Fighting the Loss of Motivation
Some of us experience little temptation to bow before the idol of eternal youth, but we are easily tempted to give in to discouragement, which can creep in and steal our motivation to keep going and growing.
A significant temptation in middle age is to let ourselves go. It’s a time we’re tempted to slide into sloppy stewardship of our bodies, our relationships, and our testimony of the gospel, settling for milestones we’ve already reached. We can stop participating in church activities because it’s more comfortable to be home. We can make our peace with boredom and isolated evenings on the couch with a clicker and a bowl of chips. And before we know it, our paltry feelings of happiness are derived from the easiest route to the greatest comfort.
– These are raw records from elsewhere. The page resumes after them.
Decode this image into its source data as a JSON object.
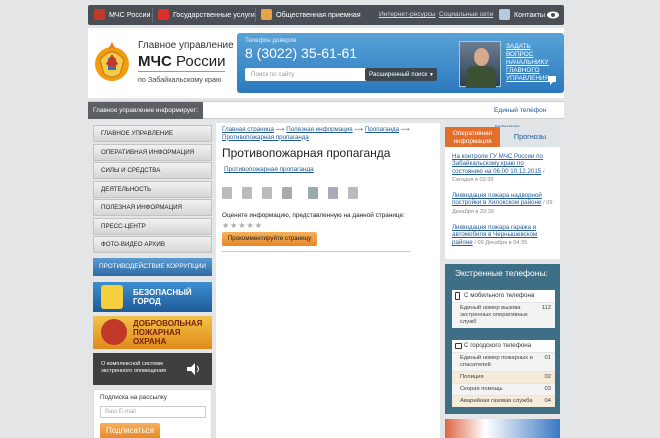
{
  "topbar": {
    "items": [
      "МЧС России",
      "Государственные услуги",
      "Общественная приемная"
    ],
    "links": [
      "Интернет-ресурсы",
      "Социальные сети"
    ],
    "contacts": "Контакты"
  },
  "header": {
    "line1": "Главное управление",
    "line2_bold": "МЧС",
    "line2_rest": " России",
    "line3": "по Забайкальскому краю",
    "phone_label": "Телефон доверия",
    "phone": "8 (3022) 35-61-61",
    "search_placeholder": "Поиск по сайту",
    "advanced_search": "Расширенный поиск",
    "ask_question": "ЗАДАТЬ ВОПРОС НАЧАЛЬНИКУ ГЛАВНОГО УПРАВЛЕНИЯ"
  },
  "ticker": {
    "label": "Главное управление информирует:",
    "text": "Единый телефон доверия"
  },
  "nav": {
    "items": [
      "Главное управление",
      "Оперативная информация",
      "Силы и средства",
      "Деятельность",
      "Полезная информация",
      "Пресс-центр",
      "Фото-видео архив"
    ]
  },
  "banners": {
    "corruption": "ПРОТИВОДЕЙСТВИЕ КОРРУПЦИИ",
    "safe_city": [
      "БЕЗОПАСНЫЙ",
      "ГОРОД"
    ],
    "fire_guard": [
      "ДОБРОВОЛЬНАЯ",
      "ПОЖАРНАЯ",
      "ОХРАНА"
    ],
    "alert_system": "О комплексной системе экстренного оповещения"
  },
  "subscribe": {
    "title": "Подписка на рассылку",
    "placeholder": "Ваш E-mail",
    "button": "Подписаться"
  },
  "breadcrumbs": [
    "Главная страница",
    "Полезная информация",
    "Пропаганда",
    "Противопожарная пропаганда"
  ],
  "page": {
    "title": "Противопожарная пропаганда",
    "link": "Противопожарная пропаганда",
    "rate_text": "Оцените информацию, представленную на данной странице:",
    "stars": "★★★★★",
    "comment_button": "Прокомментируйте страницу"
  },
  "right_tabs": {
    "tab1": "Оперативная информация",
    "tab2": "Прогнозы"
  },
  "news": [
    {
      "text": "На контроле ГУ МЧС России по Забайкальскому краю по состоянию на 06.00 10.12.2015",
      "date": "/ Сегодня в 02:39"
    },
    {
      "text": "Ликвидация пожара надворной постройки в Хилокском районе",
      "date": "/ 09 Декабря в 23:39"
    },
    {
      "text": "Ликвидация пожара гаража и автомобиля в Чернышевском районе",
      "date": "/ 09 Декабря в 04:35"
    }
  ],
  "emergency": {
    "title": "Экстренные телефоны:",
    "mobile_header": "С мобильного телефона",
    "mobile_rows": [
      {
        "name": "Единый номер вызова экстренных оперативных служб",
        "number": "112"
      }
    ],
    "city_header": "С городского телефона",
    "city_rows": [
      {
        "name": "Единый номер пожарных и спасателей",
        "number": "01"
      },
      {
        "name": "Полиция",
        "number": "02"
      },
      {
        "name": "Скорая помощь",
        "number": "03"
      },
      {
        "name": "Аварийная газовая служба",
        "number": "04"
      }
    ]
  },
  "colors": {
    "accent": "#e26f2b",
    "blue": "#2b78bd",
    "link": "#1f5a98"
  }
}
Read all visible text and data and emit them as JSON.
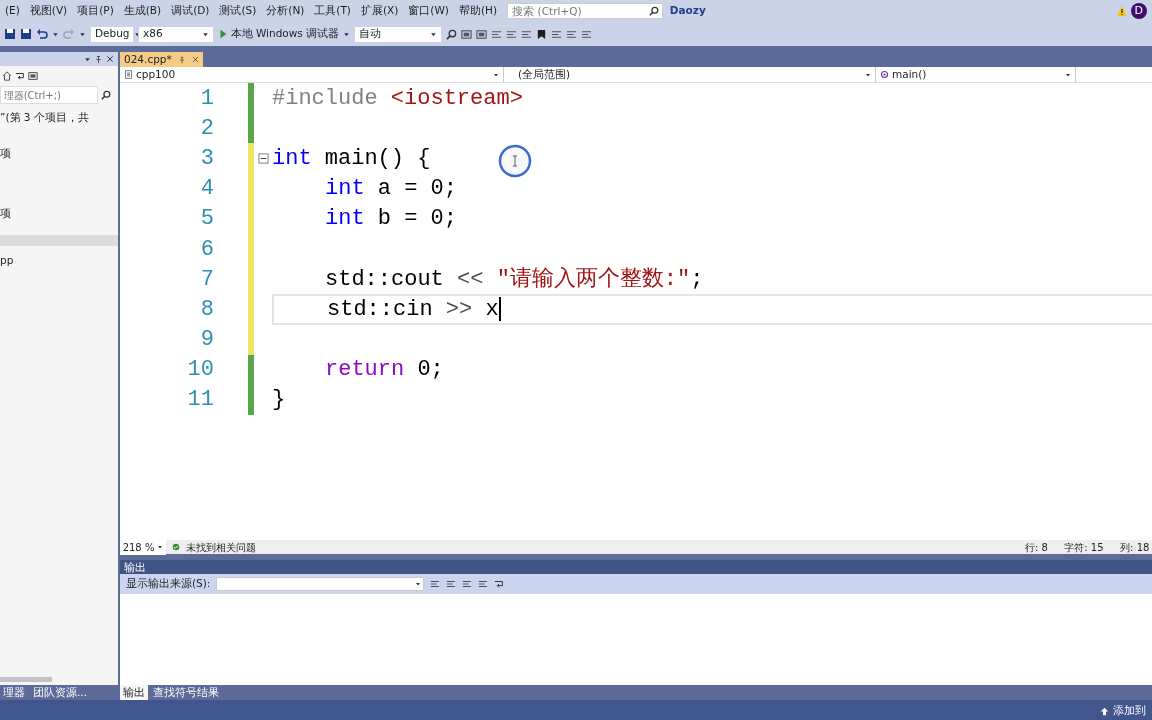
{
  "menu": [
    "(E)",
    "视图(V)",
    "项目(P)",
    "生成(B)",
    "调试(D)",
    "测试(S)",
    "分析(N)",
    "工具(T)",
    "扩展(X)",
    "窗口(W)",
    "帮助(H)"
  ],
  "search": {
    "placeholder": "搜索 (Ctrl+Q)"
  },
  "user": {
    "name": "Daozy",
    "initial": "D"
  },
  "toolbar": {
    "configuration": "Debug",
    "platform": "x86",
    "run_label": "本地 Windows 调试器",
    "run_mode": "自动"
  },
  "solution_panel": {
    "search": {
      "placeholder": "理器(Ctrl+;)"
    },
    "items": [
      {
        "text": "”(第 3 个项目，共",
        "selected": false
      },
      {
        "text": "项",
        "selected": false
      },
      {
        "text": "项",
        "selected": false
      },
      {
        "selected": true
      },
      {
        "text": "pp",
        "selected": false
      }
    ],
    "tabs": [
      {
        "label": "理器",
        "selected": false
      },
      {
        "label": "团队资源...",
        "selected": false
      }
    ]
  },
  "editor": {
    "tab": {
      "label": "024.cpp*",
      "selected": true
    },
    "nav": {
      "project": "cpp100",
      "scope": "(全局范围)",
      "member": "main()"
    },
    "lines": [
      {
        "number": "1",
        "unsaved": false,
        "indented": false,
        "tokens": [
          {
            "kind": "preproc",
            "text": "#include"
          },
          {
            "kind": "string",
            "text": " <iostream>"
          }
        ]
      },
      {
        "number": "2",
        "unsaved": false
      },
      {
        "number": "3",
        "unsaved": true,
        "indented": false,
        "fold": true,
        "tokens": [
          {
            "kind": "keyword",
            "text": "int"
          },
          {
            "kind": "plain",
            "text": " main() {"
          }
        ]
      },
      {
        "number": "4",
        "unsaved": true,
        "indented": true,
        "tokens": [
          {
            "kind": "keyword",
            "text": "int"
          },
          {
            "kind": "plain",
            "text": " a = 0;"
          }
        ]
      },
      {
        "number": "5",
        "unsaved": true,
        "indented": true,
        "tokens": [
          {
            "kind": "keyword",
            "text": "int"
          },
          {
            "kind": "plain",
            "text": " b = 0;"
          }
        ]
      },
      {
        "number": "6",
        "unsaved": true
      },
      {
        "number": "7",
        "unsaved": true,
        "indented": true,
        "tokens": [
          {
            "kind": "plain",
            "text": "std::cout "
          },
          {
            "kind": "operator",
            "text": "<<"
          },
          {
            "kind": "string",
            "text": " \"请输入两个整数:\""
          },
          {
            "kind": "plain",
            "text": ";"
          }
        ]
      },
      {
        "number": "8",
        "unsaved": true,
        "indented": true,
        "current": true,
        "tokens": [
          {
            "kind": "plain",
            "text": "std::cin "
          },
          {
            "kind": "operator",
            "text": ">>"
          },
          {
            "kind": "plain",
            "text": " x"
          }
        ]
      },
      {
        "number": "9",
        "unsaved": true
      },
      {
        "number": "10",
        "unsaved": false,
        "indented": true,
        "tokens": [
          {
            "kind": "control",
            "text": "return"
          },
          {
            "kind": "plain",
            "text": " 0;"
          }
        ]
      },
      {
        "number": "11",
        "unsaved": false,
        "indented": false,
        "tokens": [
          {
            "kind": "plain",
            "text": "}"
          }
        ]
      }
    ],
    "status": {
      "zoom": "218 %",
      "issues": "未找到相关问题",
      "line": "行: 8",
      "char": "字符: 15",
      "col": "列: 18"
    }
  },
  "output_panel": {
    "title": "输出",
    "source_label": "显示输出来源(S):",
    "tabs": [
      {
        "label": "输出",
        "selected": true
      },
      {
        "label": "查找符号结果",
        "selected": false
      }
    ]
  },
  "status_bar": {
    "action": "添加到"
  }
}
This, too, is empty, and a breeding ground for loneliness. In middle age we can lose sight of the fact that all true happiness is found not from creature comforts, but from getting out of ourselves to serve God and love the people in our lives.
Midlife might actually be the best time to practice good stewardship of everything we are and have. Given our time, talents, money, health, and the wisdom we’ve acquired from years of walking with Jesus in a broken world, we typically have more to offer now than we did in our youth, or that we will in decades to come. If we are willing, we can discover for ourselves that our middle years can be the most fruitful and enjoyable season of life. And these are good years to renew our hope.
Don’t Waste Your Midlife
One of the loveliest brides I have ever seen was seventy years old when she walked down the aisle. She emanated happiness, and the beauty of joy shone through her veil-covered face. I was reminded that day that God delights to bless those who wait for him (Psalm 37:34; Proverbs 20:22; Isaiah 30:18; Lamentations 3:25).
So whether we die at seventy, or get married then, or live unmarried long into old age, midlife is a crucial time to echo the prayer of Moses, “Teach us to number our days that we may get a heart of wisdom” (Psalm 90:12).